Editorial
So much is being allowed for speculation that analysts are occupied by supposed purposes of the prime minister’s wife tripping to New Delhi on a supposed visit to an ailing brother or the chief of army staff’s trip there or on the Prime Minister himself being called to visit the Indian Prime Minister’s home state of Gujerat. Remarkably whatever authentic murmurs there are belittle the politics while beliefs and the lack of transparency up top only encourage the speculation at this crucial juncture. The lay Nepali can only denounce the absence of trust in the politics of the country and brace themselves against an apocalypse that everyone agrees is around the corner. The groundswell of opinion against the American MCC matters the least in the context of the bulk leadership in parliament committed to the contract and the stark reality of the street opposition is aware that they may be the least deterrent to the contract being approved by parliament as required. After all, the anti-Mhakali hordes could do little to prevent the parliament from approving the treaty to the dismay of the country. Revealingly these are the same leaders that escape unscathed to continue to steer the country to, now, the MCC stage.
Obsession with foreign policy – Nepal-India, China or the United States — diverts public attention from the fact that the same leadership has been endorsed by political parties who refuse to see sense in the criticism of the MCC. The demonstrated grip this leadership has over the political parties and the off and on-trend cartelling among these parties can ignore the streets altogether. This is even so because the streets may merely be interpreted as alternative positioning in preparation for the now inevitable elections. The streets as yet ignore the fact that a system change alone can change the direction of a foreign policy bent on feeding on partisan politics. There is a trust deficit in the country no doubt. But this can only be removed by the streets being coherent in their purposes and that coherence is absent in the context of the MCC-centric opposition and not system change, especially when the system is geared it seems to opt for the MCC.

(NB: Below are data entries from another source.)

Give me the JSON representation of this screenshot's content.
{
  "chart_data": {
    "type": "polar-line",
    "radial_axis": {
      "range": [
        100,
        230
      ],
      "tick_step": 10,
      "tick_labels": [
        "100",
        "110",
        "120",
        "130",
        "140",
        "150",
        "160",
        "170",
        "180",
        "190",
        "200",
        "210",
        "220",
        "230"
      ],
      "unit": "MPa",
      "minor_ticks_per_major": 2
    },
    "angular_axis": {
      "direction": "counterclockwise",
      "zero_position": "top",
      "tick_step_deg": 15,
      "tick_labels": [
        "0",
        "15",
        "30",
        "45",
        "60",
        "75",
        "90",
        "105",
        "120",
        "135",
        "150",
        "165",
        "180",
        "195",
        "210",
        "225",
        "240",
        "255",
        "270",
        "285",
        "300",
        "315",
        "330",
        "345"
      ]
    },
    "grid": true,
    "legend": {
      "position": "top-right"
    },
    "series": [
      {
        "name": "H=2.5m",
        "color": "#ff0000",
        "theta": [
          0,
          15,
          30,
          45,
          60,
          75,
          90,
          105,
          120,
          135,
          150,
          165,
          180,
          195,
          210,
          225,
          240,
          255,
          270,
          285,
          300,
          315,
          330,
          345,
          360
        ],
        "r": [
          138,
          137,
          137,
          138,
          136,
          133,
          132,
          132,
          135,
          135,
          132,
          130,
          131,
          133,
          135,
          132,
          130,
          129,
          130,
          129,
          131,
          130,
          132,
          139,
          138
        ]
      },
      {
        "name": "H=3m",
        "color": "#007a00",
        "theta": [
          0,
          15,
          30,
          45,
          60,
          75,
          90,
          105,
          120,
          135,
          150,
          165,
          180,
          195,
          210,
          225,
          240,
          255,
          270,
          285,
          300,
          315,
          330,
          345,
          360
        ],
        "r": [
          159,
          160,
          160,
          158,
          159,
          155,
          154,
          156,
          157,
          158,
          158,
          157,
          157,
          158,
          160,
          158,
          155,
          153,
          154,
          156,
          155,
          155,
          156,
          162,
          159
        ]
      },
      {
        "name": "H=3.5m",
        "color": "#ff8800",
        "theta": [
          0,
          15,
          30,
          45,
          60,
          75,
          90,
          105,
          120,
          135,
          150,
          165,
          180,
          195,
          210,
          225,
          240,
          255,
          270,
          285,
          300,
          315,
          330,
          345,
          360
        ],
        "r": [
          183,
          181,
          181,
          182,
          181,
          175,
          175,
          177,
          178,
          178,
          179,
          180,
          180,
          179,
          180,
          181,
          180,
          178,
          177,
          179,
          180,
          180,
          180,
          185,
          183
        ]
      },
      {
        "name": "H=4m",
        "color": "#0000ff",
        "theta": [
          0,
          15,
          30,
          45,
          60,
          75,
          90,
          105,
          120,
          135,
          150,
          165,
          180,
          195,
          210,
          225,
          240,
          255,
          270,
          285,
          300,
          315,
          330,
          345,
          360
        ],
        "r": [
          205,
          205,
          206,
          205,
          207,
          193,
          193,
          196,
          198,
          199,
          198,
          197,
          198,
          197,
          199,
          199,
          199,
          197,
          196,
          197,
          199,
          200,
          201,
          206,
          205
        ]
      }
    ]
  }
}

Self-preservation is actually a political motive in a fluid country where politics is a prime factor in fluidity. It is as if foreign policy runs the country to give it direction. The direction is wayward and public concentration must be relocated to the mundane, namely, national politics which insists on maintaining the wayward course. Unless we shift the nation back to center stage, runaway policies will only accentuate the gap. Political issues must be national in content and intent and the MCC is surely not. The sources of the MCC are extraneous to national interest while the disinterest in selling it to the sceptical public only endangers the longstanding premises of Nepali national interest which foreign policy must pursue. A system unable to recognize this, if unable to correct itself, must be junked altogether. The streets have yet to be one for this purpose. The vacuum is in the leadership. And politics does not remain in limbo. There is something amiss.